Waring sees that intersection vividly in another episode. In 1983, Connolly got a new boss for organized crime in FBI-Boston, James Ring. Ring wanted to see firsthand how Connolly handled his key informants. On the appointed evening Connolly picked Ring up, saying they would have dinner with Flemmi and Bulger. “Stevie’s mom and dad are fixing dinner,” he said. Connolly introduced his boss to Bulger, Flemmi, and Flemmi’s parents over red wine and Italian food in the elder Flemmis’ South Boston kitchen. (The agents left as William Bulger, the gangster’s brother and then-Massachusetts senate president, walked in and handed Whitey some photos.) It was a classic Connolly ploy: Bring everybody together over dinner and have them get friendly. With an informal meal, Connolly snared his supervisor in a way that strengthened Winter Hill’s leverage. Ring later admitted the evening made him unhappy; he evidently felt so embarrassed that he neither reprimanded Connolly nor reported the meeting, as required by FBI policy.

A co-offending network hinges on trust, says Waring.

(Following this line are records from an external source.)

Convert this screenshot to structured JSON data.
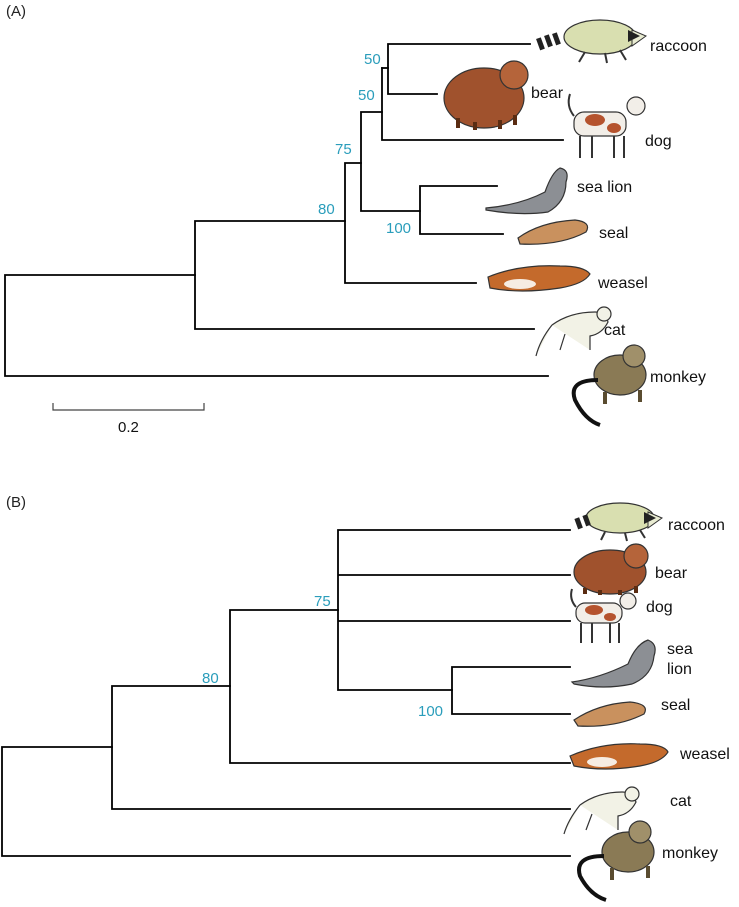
{
  "panels": [
    {
      "label": "(A)",
      "taxa": [
        "raccoon",
        "bear",
        "dog",
        "sea lion",
        "seal",
        "weasel",
        "cat",
        "monkey"
      ],
      "bootstrap": [
        "50",
        "50",
        "75",
        "80",
        "100"
      ],
      "scale_label": "0.2"
    },
    {
      "label": "(B)",
      "taxa": [
        "raccoon",
        "bear",
        "dog",
        "sea",
        "lion",
        "seal",
        "weasel",
        "cat",
        "monkey"
      ],
      "bootstrap": [
        "75",
        "80",
        "100"
      ]
    }
  ],
  "colors": {
    "branch": "#000000",
    "bootstrap": "#2a9dbb",
    "raccoon": "#d9dfb0",
    "bear": "#a0522d",
    "dog": "#b5532e",
    "sea_lion": "#8c8f94",
    "seal": "#c9915e",
    "weasel": "#c46a2c",
    "cat": "#f2f2e6",
    "monkey": "#8a7a55"
  },
  "icons": [
    "raccoon-icon",
    "bear-icon",
    "dog-icon",
    "sea-lion-icon",
    "seal-icon",
    "weasel-icon",
    "cat-icon",
    "monkey-icon"
  ]
}
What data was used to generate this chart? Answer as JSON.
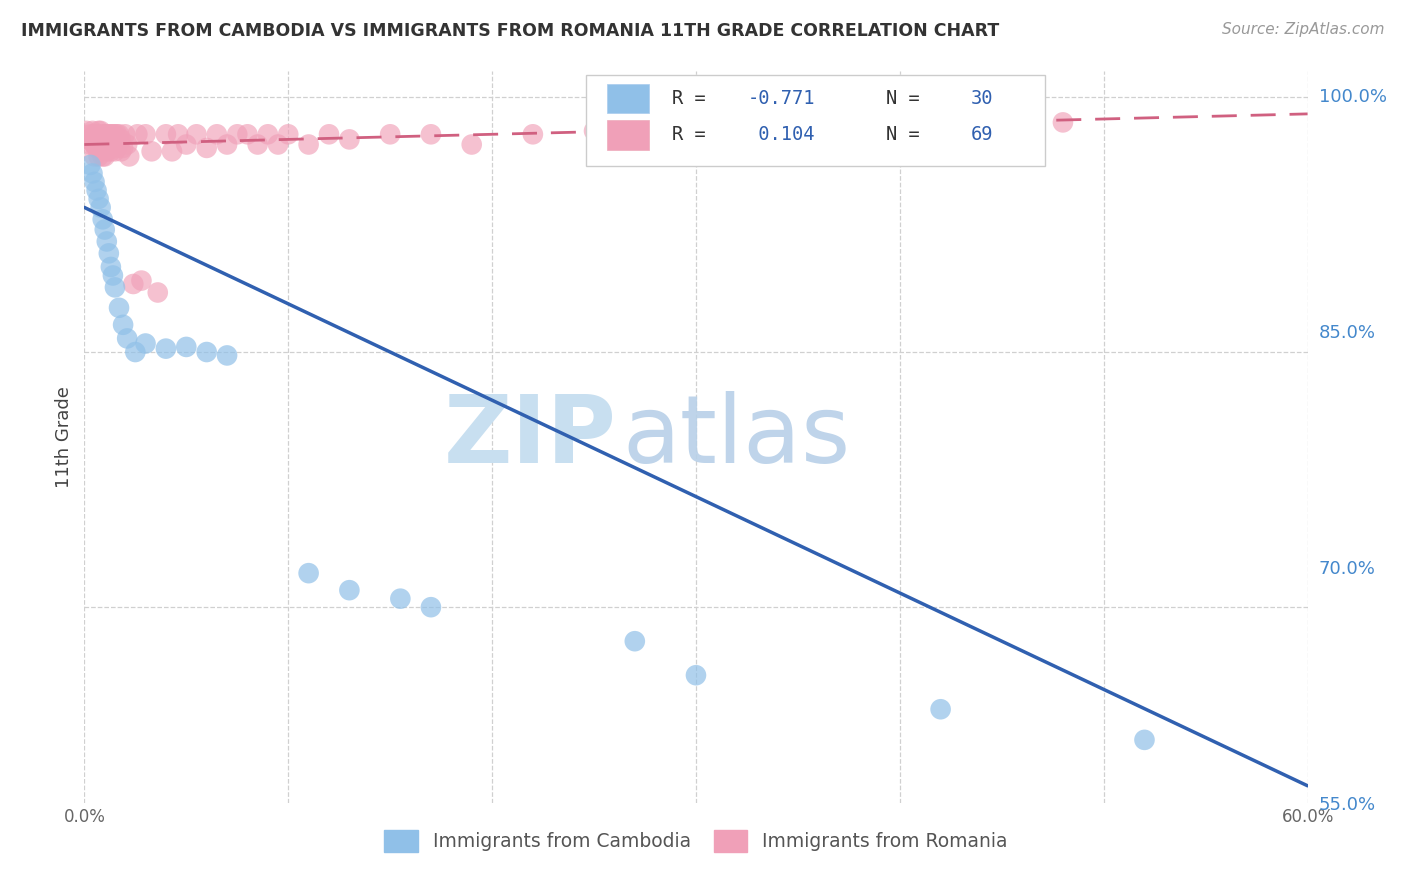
{
  "title": "IMMIGRANTS FROM CAMBODIA VS IMMIGRANTS FROM ROMANIA 11TH GRADE CORRELATION CHART",
  "source_text": "Source: ZipAtlas.com",
  "ylabel": "11th Grade",
  "legend_label_blue": "Immigrants from Cambodia",
  "legend_label_pink": "Immigrants from Romania",
  "R_blue": -0.771,
  "N_blue": 30,
  "R_pink": 0.104,
  "N_pink": 69,
  "xlim": [
    0.0,
    0.6
  ],
  "ylim": [
    0.585,
    1.015
  ],
  "ytick_positions": [
    1.0,
    0.85,
    0.7,
    0.55
  ],
  "ytick_labels": [
    "100.0%",
    "85.0%",
    "70.0%",
    "55.0%"
  ],
  "xtick_positions": [
    0.0,
    0.1,
    0.2,
    0.3,
    0.4,
    0.5,
    0.6
  ],
  "xtick_labels": [
    "0.0%",
    "",
    "",
    "",
    "",
    "",
    "60.0%"
  ],
  "background_color": "#ffffff",
  "grid_color": "#d0d0d0",
  "blue_color": "#90c0e8",
  "blue_line_color": "#3060b0",
  "pink_color": "#f0a0b8",
  "pink_line_color": "#d06080",
  "number_color": "#3060b0",
  "watermark_zip_color": "#c8dff0",
  "watermark_atlas_color": "#b8d0e8",
  "blue_scatter_x": [
    0.003,
    0.004,
    0.005,
    0.006,
    0.007,
    0.008,
    0.009,
    0.01,
    0.011,
    0.012,
    0.013,
    0.014,
    0.015,
    0.017,
    0.019,
    0.021,
    0.025,
    0.03,
    0.04,
    0.05,
    0.06,
    0.07,
    0.11,
    0.13,
    0.155,
    0.17,
    0.27,
    0.3,
    0.42,
    0.52
  ],
  "blue_scatter_y": [
    0.96,
    0.955,
    0.95,
    0.945,
    0.94,
    0.935,
    0.928,
    0.922,
    0.915,
    0.908,
    0.9,
    0.895,
    0.888,
    0.876,
    0.866,
    0.858,
    0.85,
    0.855,
    0.852,
    0.853,
    0.85,
    0.848,
    0.72,
    0.71,
    0.705,
    0.7,
    0.68,
    0.66,
    0.64,
    0.622
  ],
  "pink_scatter_x": [
    0.001,
    0.002,
    0.003,
    0.003,
    0.004,
    0.004,
    0.005,
    0.005,
    0.005,
    0.006,
    0.006,
    0.007,
    0.007,
    0.007,
    0.008,
    0.008,
    0.009,
    0.009,
    0.01,
    0.01,
    0.01,
    0.011,
    0.011,
    0.012,
    0.012,
    0.013,
    0.013,
    0.014,
    0.015,
    0.015,
    0.016,
    0.016,
    0.017,
    0.018,
    0.018,
    0.019,
    0.02,
    0.021,
    0.022,
    0.024,
    0.026,
    0.028,
    0.03,
    0.033,
    0.036,
    0.04,
    0.043,
    0.046,
    0.05,
    0.055,
    0.06,
    0.065,
    0.07,
    0.075,
    0.08,
    0.085,
    0.09,
    0.095,
    0.1,
    0.11,
    0.12,
    0.13,
    0.15,
    0.17,
    0.19,
    0.22,
    0.25,
    0.35,
    0.48
  ],
  "pink_scatter_y": [
    0.98,
    0.975,
    0.978,
    0.972,
    0.98,
    0.973,
    0.978,
    0.972,
    0.965,
    0.978,
    0.97,
    0.98,
    0.972,
    0.965,
    0.98,
    0.972,
    0.978,
    0.965,
    0.978,
    0.972,
    0.965,
    0.978,
    0.968,
    0.978,
    0.97,
    0.978,
    0.968,
    0.978,
    0.978,
    0.968,
    0.978,
    0.97,
    0.978,
    0.975,
    0.968,
    0.97,
    0.978,
    0.972,
    0.965,
    0.89,
    0.978,
    0.892,
    0.978,
    0.968,
    0.885,
    0.978,
    0.968,
    0.978,
    0.972,
    0.978,
    0.97,
    0.978,
    0.972,
    0.978,
    0.978,
    0.972,
    0.978,
    0.972,
    0.978,
    0.972,
    0.978,
    0.975,
    0.978,
    0.978,
    0.972,
    0.978,
    0.98,
    0.982,
    0.985
  ],
  "blue_line_x0": 0.0,
  "blue_line_y0": 0.935,
  "blue_line_x1": 0.6,
  "blue_line_y1": 0.595,
  "pink_line_x0": 0.0,
  "pink_line_y0": 0.972,
  "pink_line_x1": 0.6,
  "pink_line_y1": 0.99
}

The dinner scene intrigues her because informants rarely introduce agents to their parents; they usually keep those links out of sight. The fact that Flemmi had no qualms about introducing his family to the feds should have told the FBI supervisor that something was wrong in Connolly’s relationship with his informants. Informants usually violate the trust of the groups they belong to, but in this case it was Connolly who violated the FBI’s trust.

Nikos Passas, a criminologist at Temple University, also studies criminal networks, but he disagrees that trust is key. Fear, he says, can grease the gears just as well: If you fear someone will carry out threats against you, who needs trust? Passas agrees that the corporate model was outdated, but notes that it was itself a reaction against the “alien conspiracy” theory, which blamed organized crime on foreigners.

The Connolly case also shows the value of information when a crime network goes bad, says Waring. Usually control of network dynamics—and the ability to avoid punishment—rests with either the linchpin who brings people together or with the manager who can give an overview of the operation. Connolly, the linchpin, held the upper hand. But it was his former boss who informed on Connolly in exchange for immunity. Basically, Connolly lost his leverage for freedom because he was too loyal to Winter Hill.

Some see the Connolly mess as part of a larger pattern of FBI misbehavior—an agency culture of co-offending. How to change that? Waring’s suggestions for breaking the network ties mesh with measures that Attorney General Reno approved just before she left office: shorter time limits on informants’ missions, more staff rotations, and a more diverse staff (the agency now actively recruits women and minorities). After 9-11 the FBI recalibrated its priorities but kept its secrets. Last spring, the Justice Department refused to give Congress documents about the New England Mafia case, with the Bush administration invoking executive privilege. Only when Representative Dan Burton threatened to hold the president in contempt did the department finally release the records.

Critics say that when you’re always looking for networks, you see them everywhere. Marcus Felson, professor of criminal justice at Rutgers, prefers to focus on where criminals gather to commit crimes rather than who gathers. Still, Waring’s approach can telescope from an adulterer’s murder to a federal agency’s misconduct, and shows you don’t need to imagine a conspiracy to withhold FBI documents. What looks like a conspiracy could just be embarrassment over a co-worker’s dirty laundry.

“Sometimes you cover up just to avoid looking bad,” says Waring.